Ben makes a somewhat similar argument in his “Twitter and What Might Have Been”post: although he doesn’t say Twitter will die because of the decisions it made, he does say that the company could arguably have generated as much or more value by taking the open path rather than shutting down the ecosystem. And that’s because the core value of the service is the “interest graph” of its users, not the app itself or timeline views or whatever other metrics the company has come up with to satisfy Wall Street. And monetizing that interest graph might actually be better accomplished with partners rather than trying to do it all within the native app or website:

I would argue that what makes Twitter the company valuable is not Twitter the app or 140 characters or @names or anything else having to do with the product: rather, it’s the interest graph that is nearly priceless. More specifically, it is Twitter identities and the understanding that can be gleaned from how those identities are used and how they interact that matters. If one starts with that sort of understanding — that Twitter the company is about the graph, not the app — one would make very different decisions. For one, the clear priority would not be increasing ad inventory on the Twitter timeline (which in this understanding is but one manifestation of an interest graph) but rather ensuring as many people as possible have and use a Twitter identity. And what would be the best way to do that? Through 3rd-parties, of course!

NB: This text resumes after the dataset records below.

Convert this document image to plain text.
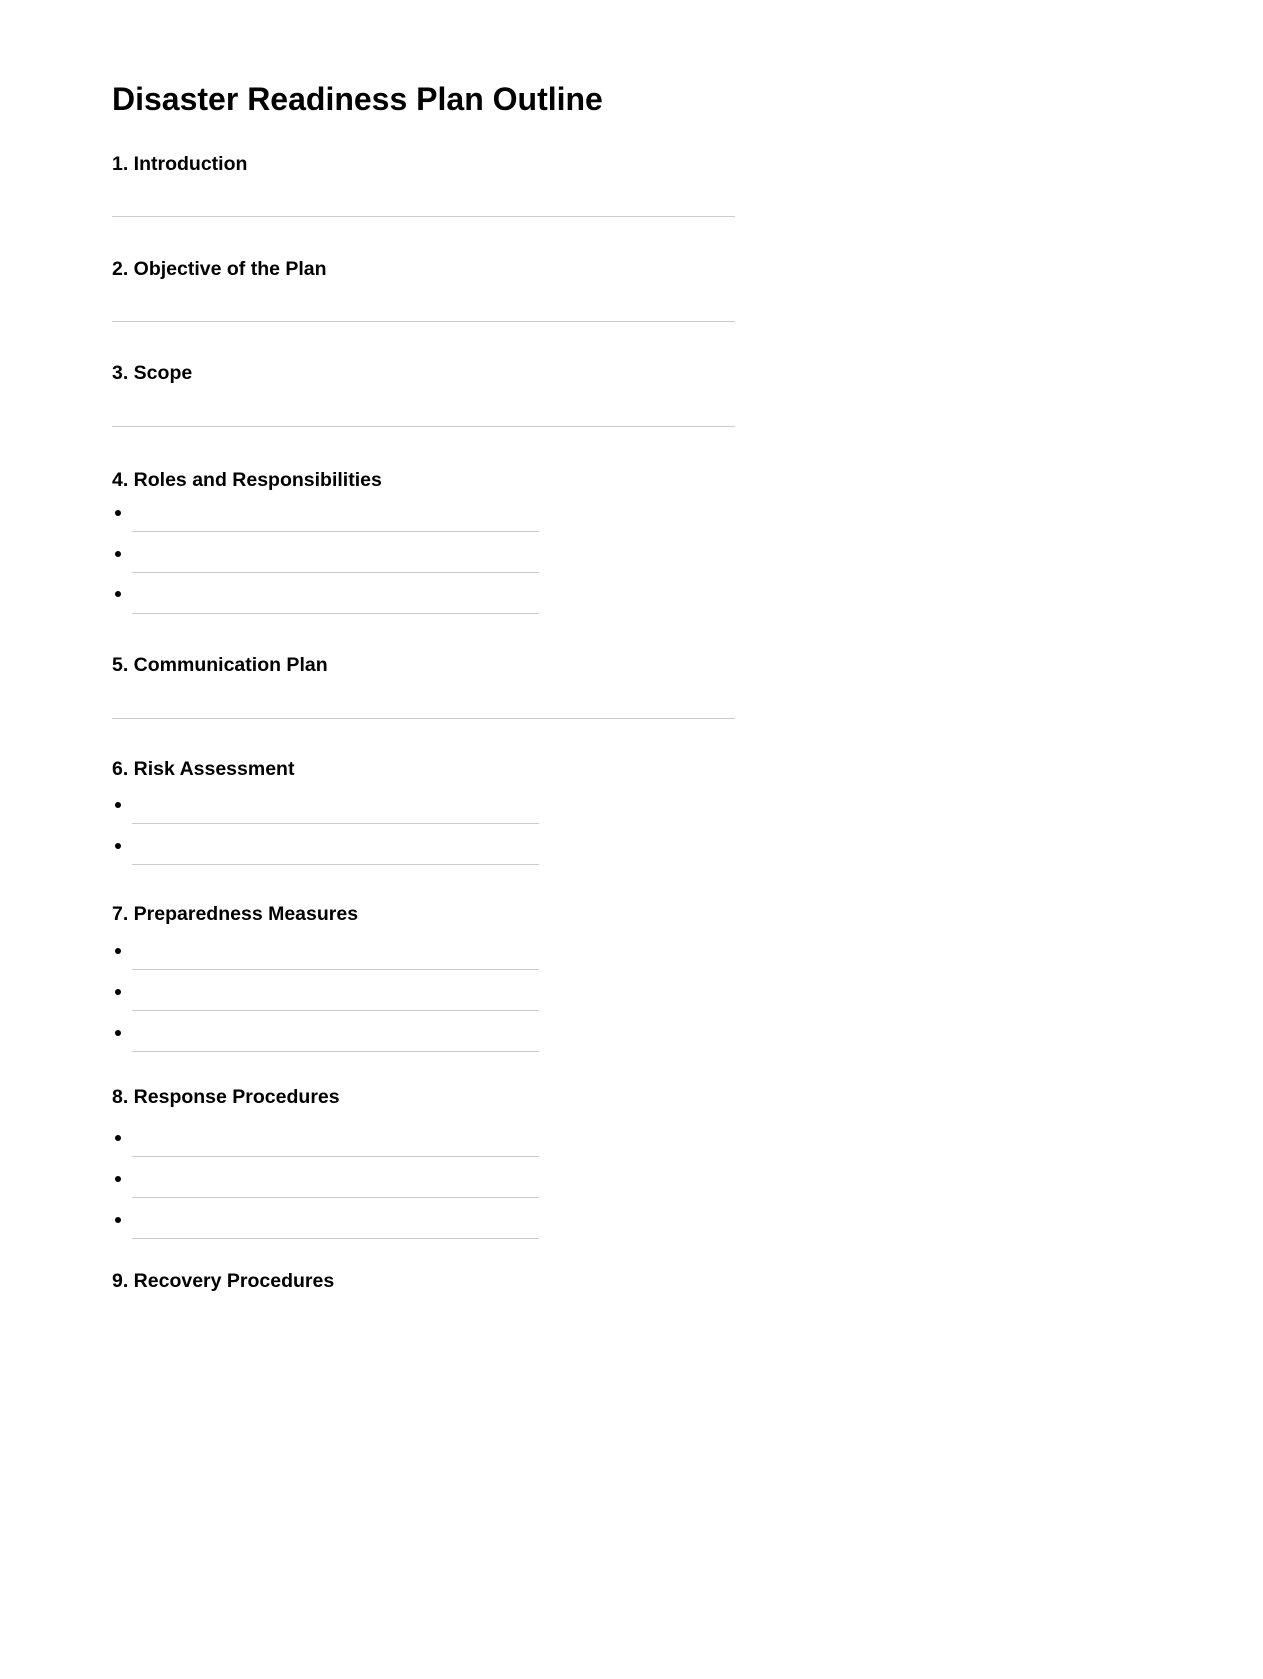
Disaster Readiness Plan Outline
1. Introduction
2. Objective of the Plan
3. Scope
4. Roles and Responsibilities
5. Communication Plan
6. Risk Assessment
7. Preparedness Measures
8. Response Procedures
9. Recovery Procedures
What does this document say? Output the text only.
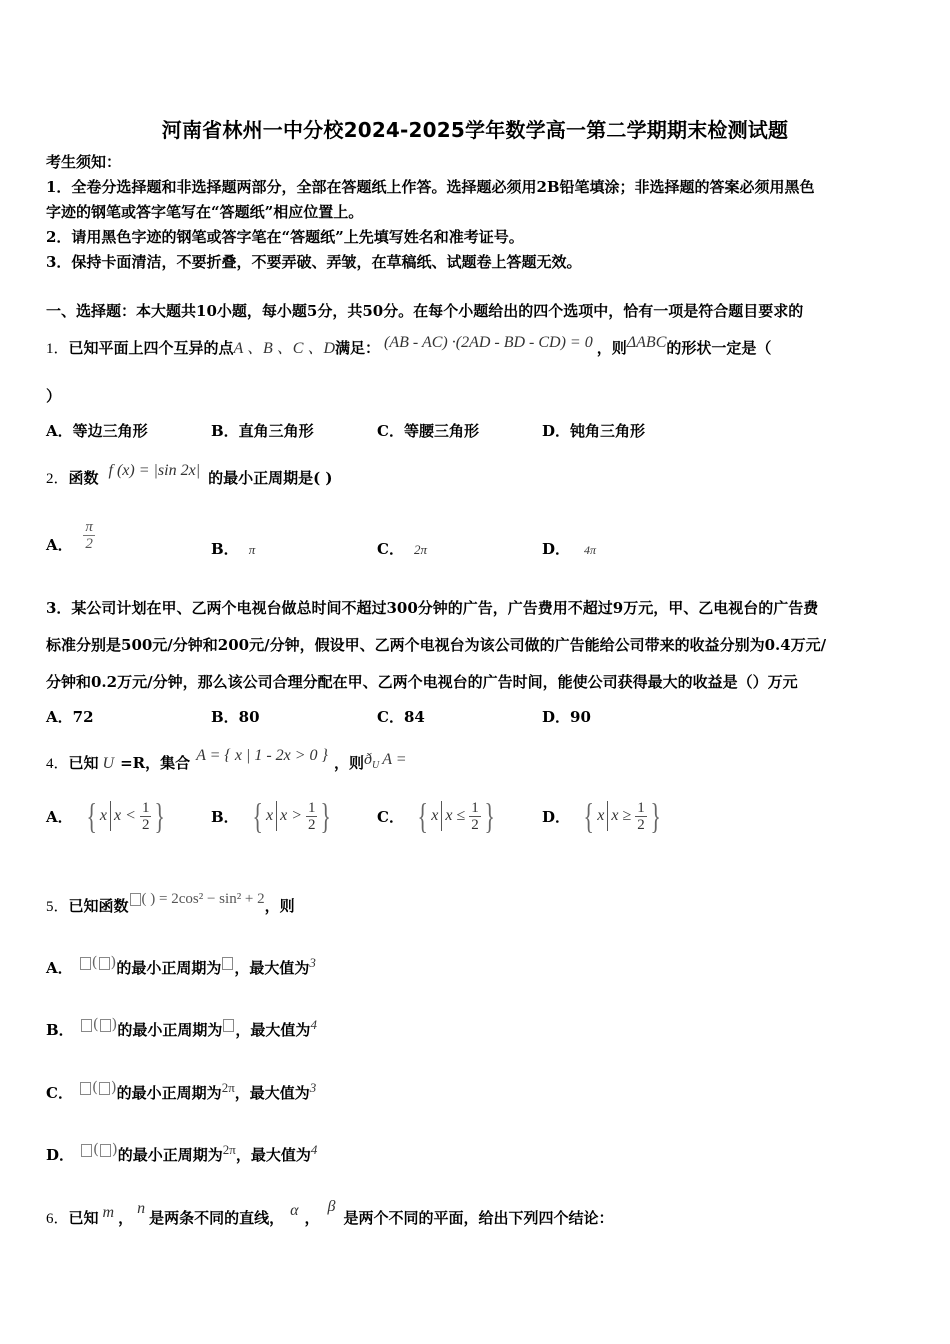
河南省林州一中分校2024-2025学年数学高一第二学期期末检测试题
考生须知：
1．全卷分选择题和非选择题两部分，全部在答题纸上作答。选择题必须用2B铅笔填涂；非选择题的答案必须用黑色
字迹的钢笔或答字笔写在“答题纸”相应位置上。
2．请用黑色字迹的钢笔或答字笔在“答题纸”上先填写姓名和准考证号。
3．保持卡面清洁，不要折叠，不要弄破、弄皱，在草稿纸、试题卷上答题无效。
一、选择题：本大题共10小题，每小题5分，共50分。在每个小题给出的四个选项中，恰有一项是符合题目要求的
1．已知平面上四个互异的点A 、B 、C 、D满足： (AB - AC) ·(2AD - BD - CD) = 0 ，则ΔABC的形状一定是（
）
A．等边三角形	B．直角三角形	C．等腰三角形	D．钝角三角形
2．函数 f (x) = |sin 2x| 的最小正周期是( )
A． $\frac{\pi}{2}$	B． π	C． 2π	D． 4π
3．某公司计划在甲、乙两个电视台做总时间不超过300分钟的广告，广告费用不超过9万元，甲、乙电视台的广告费
标准分别是500元/分钟和200元/分钟，假设甲、乙两个电视台为该公司做的广告能给公司带来的收益分别为0.4万元/
分钟和0.2万元/分钟，那么该公司合理分配在甲、乙两个电视台的广告时间，能使公司获得最大的收益是（）万元
A．72	B．80	C．84	D．90
4．已知 U =R，集合 A = { x | 1 - 2x > 0 } ，则ðU A =
A． { x x
<
$\frac{1}{2}$ }	B． { x x
>
$\frac{1}{2}$ }	C． { x x
≤
$\frac{1}{2}$ }	D． { x x
≥
$\frac{1}{2}$ }
5．已知函数 ( ) = 2cos² − sin² + 2，则
A． ( )的最小正周期为 ，最大值为3
B． ( )的最小正周期为 ，最大值为4
C． ( )的最小正周期为2π，最大值为3
D． ( )的最小正周期为2π，最大值为4
6．已知 m ，n是两条不同的直线， α ，β是两个不同的平面，给出下列四个结论：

Last year, Twitter effectively admitted that it needed third-party developers and apps to achieve its growth potential: the company had a developer conference and talked about how it wanted to work with outside entities to build things that would work with the API, including some new ventures aimed at turning Twitter into a single-login identity service and other initiatives collectively known as Fabric.

For anyone who had worked with Twitter in the past, however, this was a little bit like Fox Inc. asking for chicken volunteers to help it build a new hen-house. As far as I can tell, there’s little or no evidence that Twitter’s outreach program is working.

What would Twitter be like today if it had embraced its ecosystem and tried to build on it instead of cutting it off at the knees? I don’t really know, and I’m not sure anyone does. But I think it would have a lot more goodwill to spend — both with developers and with users — than it does now, and I think many aspects of the service that it is now trying to build up, including smart recommendations and curation, would be a lot better off with outside input than they are now.